What is BIG DATA And How it can be Managed

5 min readSep 17, 2020

By Rupali

Hello Everyone !

In this article we are going to discuss these points

What is Big Data
Type of Big Data
Characteristics Of Big Data
Generation of Big Data at Social Media
How it can be managed

What is Big Data

Big Data is also data but with a huge size. Big Data is a term used to describe a collection of data that is huge in volume and yet growing exponentially with time. In short such data is so large and complex that none of the traditional data management tools are able to store it or process it efficiently.

Types Of Big Data

Big Data could be found in three forms

1. Structured

Any data that can be stored, accessed and processed in the form of fixed format is termed as a ‘structured’ data.

2. Unstructured

Any data with unknown form or the structure is classified as unstructured data.
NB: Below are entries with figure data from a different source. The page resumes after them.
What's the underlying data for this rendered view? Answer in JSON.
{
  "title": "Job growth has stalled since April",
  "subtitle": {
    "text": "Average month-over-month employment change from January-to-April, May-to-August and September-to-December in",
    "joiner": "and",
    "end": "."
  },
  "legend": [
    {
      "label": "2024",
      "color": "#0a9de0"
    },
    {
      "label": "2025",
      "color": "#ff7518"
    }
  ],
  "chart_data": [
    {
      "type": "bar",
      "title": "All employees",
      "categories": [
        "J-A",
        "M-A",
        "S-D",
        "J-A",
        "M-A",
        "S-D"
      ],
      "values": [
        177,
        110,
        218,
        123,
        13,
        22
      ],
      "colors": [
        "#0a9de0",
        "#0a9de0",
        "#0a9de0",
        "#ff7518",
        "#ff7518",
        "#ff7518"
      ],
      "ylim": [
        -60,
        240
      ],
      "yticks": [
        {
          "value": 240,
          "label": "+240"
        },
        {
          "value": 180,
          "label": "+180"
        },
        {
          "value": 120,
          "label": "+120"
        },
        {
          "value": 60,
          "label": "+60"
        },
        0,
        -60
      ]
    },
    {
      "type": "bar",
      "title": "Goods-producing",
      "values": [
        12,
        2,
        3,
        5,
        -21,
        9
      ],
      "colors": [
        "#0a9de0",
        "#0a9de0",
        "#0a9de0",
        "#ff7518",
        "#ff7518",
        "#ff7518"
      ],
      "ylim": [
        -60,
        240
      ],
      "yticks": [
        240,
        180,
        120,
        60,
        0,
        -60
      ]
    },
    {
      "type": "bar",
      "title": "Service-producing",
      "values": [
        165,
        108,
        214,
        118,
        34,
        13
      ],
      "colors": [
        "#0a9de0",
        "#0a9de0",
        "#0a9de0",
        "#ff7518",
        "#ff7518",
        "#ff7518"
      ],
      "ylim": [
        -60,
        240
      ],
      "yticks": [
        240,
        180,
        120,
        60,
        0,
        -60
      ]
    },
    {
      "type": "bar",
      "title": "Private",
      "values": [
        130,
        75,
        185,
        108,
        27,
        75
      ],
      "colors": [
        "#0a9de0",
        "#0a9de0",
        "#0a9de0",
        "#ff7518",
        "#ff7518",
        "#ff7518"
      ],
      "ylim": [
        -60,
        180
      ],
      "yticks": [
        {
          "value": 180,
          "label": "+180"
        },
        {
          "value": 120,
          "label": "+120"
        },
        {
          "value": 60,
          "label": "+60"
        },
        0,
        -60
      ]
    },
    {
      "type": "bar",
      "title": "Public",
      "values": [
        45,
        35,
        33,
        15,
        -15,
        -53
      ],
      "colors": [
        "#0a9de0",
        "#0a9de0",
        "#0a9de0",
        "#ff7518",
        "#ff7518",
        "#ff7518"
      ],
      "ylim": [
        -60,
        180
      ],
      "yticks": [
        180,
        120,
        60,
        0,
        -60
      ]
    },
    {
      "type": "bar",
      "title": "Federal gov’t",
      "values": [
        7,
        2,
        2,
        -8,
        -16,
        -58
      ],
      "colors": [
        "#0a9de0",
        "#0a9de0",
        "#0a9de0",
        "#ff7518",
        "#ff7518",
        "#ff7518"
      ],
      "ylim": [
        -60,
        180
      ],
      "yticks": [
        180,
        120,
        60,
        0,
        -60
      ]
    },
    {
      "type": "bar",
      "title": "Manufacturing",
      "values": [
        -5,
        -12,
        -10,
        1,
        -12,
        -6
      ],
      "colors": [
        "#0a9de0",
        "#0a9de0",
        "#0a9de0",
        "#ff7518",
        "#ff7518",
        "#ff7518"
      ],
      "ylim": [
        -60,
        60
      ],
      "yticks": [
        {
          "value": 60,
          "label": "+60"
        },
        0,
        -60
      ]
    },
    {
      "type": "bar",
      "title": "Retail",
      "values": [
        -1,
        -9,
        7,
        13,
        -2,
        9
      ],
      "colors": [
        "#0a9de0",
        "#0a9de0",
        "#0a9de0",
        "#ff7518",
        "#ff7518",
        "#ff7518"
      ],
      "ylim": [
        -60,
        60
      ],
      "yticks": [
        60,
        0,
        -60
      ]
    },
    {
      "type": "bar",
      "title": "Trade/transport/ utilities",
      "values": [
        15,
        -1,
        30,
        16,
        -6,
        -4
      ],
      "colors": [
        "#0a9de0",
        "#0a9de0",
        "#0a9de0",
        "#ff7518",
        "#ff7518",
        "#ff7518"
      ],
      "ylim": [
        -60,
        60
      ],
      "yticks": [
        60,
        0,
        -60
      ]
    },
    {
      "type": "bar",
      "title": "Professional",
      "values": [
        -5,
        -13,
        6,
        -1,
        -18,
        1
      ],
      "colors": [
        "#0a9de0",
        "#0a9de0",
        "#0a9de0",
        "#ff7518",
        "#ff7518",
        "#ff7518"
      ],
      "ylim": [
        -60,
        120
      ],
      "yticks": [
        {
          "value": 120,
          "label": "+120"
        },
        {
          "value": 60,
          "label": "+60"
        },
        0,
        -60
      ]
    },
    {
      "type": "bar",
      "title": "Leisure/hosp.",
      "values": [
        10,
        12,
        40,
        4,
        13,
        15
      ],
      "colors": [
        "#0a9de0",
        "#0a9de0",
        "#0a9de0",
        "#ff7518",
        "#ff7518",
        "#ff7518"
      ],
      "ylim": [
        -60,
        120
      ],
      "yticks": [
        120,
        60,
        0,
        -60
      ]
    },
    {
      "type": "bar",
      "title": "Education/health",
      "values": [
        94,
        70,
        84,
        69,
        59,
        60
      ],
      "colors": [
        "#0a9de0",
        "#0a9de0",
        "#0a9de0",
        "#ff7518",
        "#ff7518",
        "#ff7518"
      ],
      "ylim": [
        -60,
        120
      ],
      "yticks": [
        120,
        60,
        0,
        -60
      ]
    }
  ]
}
In addition to the size being huge, un-structured data poses multiple challenges in terms of its processing for deriving value out of it.

A typical example of unstructured data is a heterogeneous data source containing a combination of simple text files, images, videos etc.

3. Semi-structured

Semi-structured data can contain both the forms of data. We can see semi-structured data as a structured in form but it is actually not defined with e.g. a table definition in relational DBMS.

Characteristics Of Big Data

(i) Volume — The name Big Data itself is related to a size which is enormous. Size of data plays a very crucial role in determining value out of data. Also, whether a particular data can actually be considered as a Big Data or not, is dependent upon the volume of data. Hence, ‘Volume’ is one characteristic which needs to be considered while dealing with Big Data.

ii) Variety — Variety refers to heterogeneous sources and the nature of data, both structured and unstructured. During earlier days, spreadsheets and databases were the only sources of data considered by most of the applications. Nowadays, data in the form of emails, photos, videos, monitoring devices, PDFs, audio, etc. are also being considered in the analysis applications.

(iii) Velocity — The term ‘velocity’ refers to the speed of generation of data. How fast the data is generated and processed to meet the demands, determines real potential in the data.

Big Data Velocity deals with the speed at which data flows in from sources like business processes, application logs, networks, and social media sites, sensors, Mobile devices, etc. The flow of data is massive and continuous.

(iv) Variability — This refers to the inconsistency which can be shown by the data at times, thus hampering the process of being able to handle and manage the data effectively.

Now , Let’s see how this Big Data is Generated

Generation of Big Data on Social Media

FaceBook

Facebook revealed some big, big stats on big data to a few reporters at its HQ today, including that its system processes 2.5 billion pieces of content and 500+ terabytes of data each day. It’s pulling in 2.7 billion Like actions and 300 million photos per day, and it scans roughly 105 terabytes of data each half hour.

2. What’s app

WhatsApp users sent 65 billion messages per day. On average 29 million WhatsApp messages are sent per minute

3. Twitter: 12 Terabytes Per Day

One wouldn’t think that 140-character messages comprise large stores of data, but it turns out that the Twitter community generates more than 12 terabytes of data per day. That equals 84 terabytes per week and 4368 terabytes — or 4.3 petabytes — per year.

4. SnapChat

According to Snapchat, users open their app more than 20 times a day on average. They spend an average of 30 minutes using the app. Snapchat users sent out an average of 4 billion Snaps on a daily

5. Instagram — 500 million daily Instagram Stories users

How to manage Big data !

There are so many tools that help us to manage Big Data like Hadoop , Scuba, Cassandra , Hive , Prism etc . But here we are going to discuss Apache Hadoop

Apache Hadoop

The Apache Hadoop software library is a framework that allows for the distributed processing of large data sets across clusters of computers using simple programming models. It is designed to scale up from single servers to thousands of machines, each offering local computation and storage. Rather than rely on hardware to deliver high-availability, the library itself is designed to detect and handle failures at the application layer, so delivering a highly-available service on top of a cluster of computers, each of which may be prone to failures.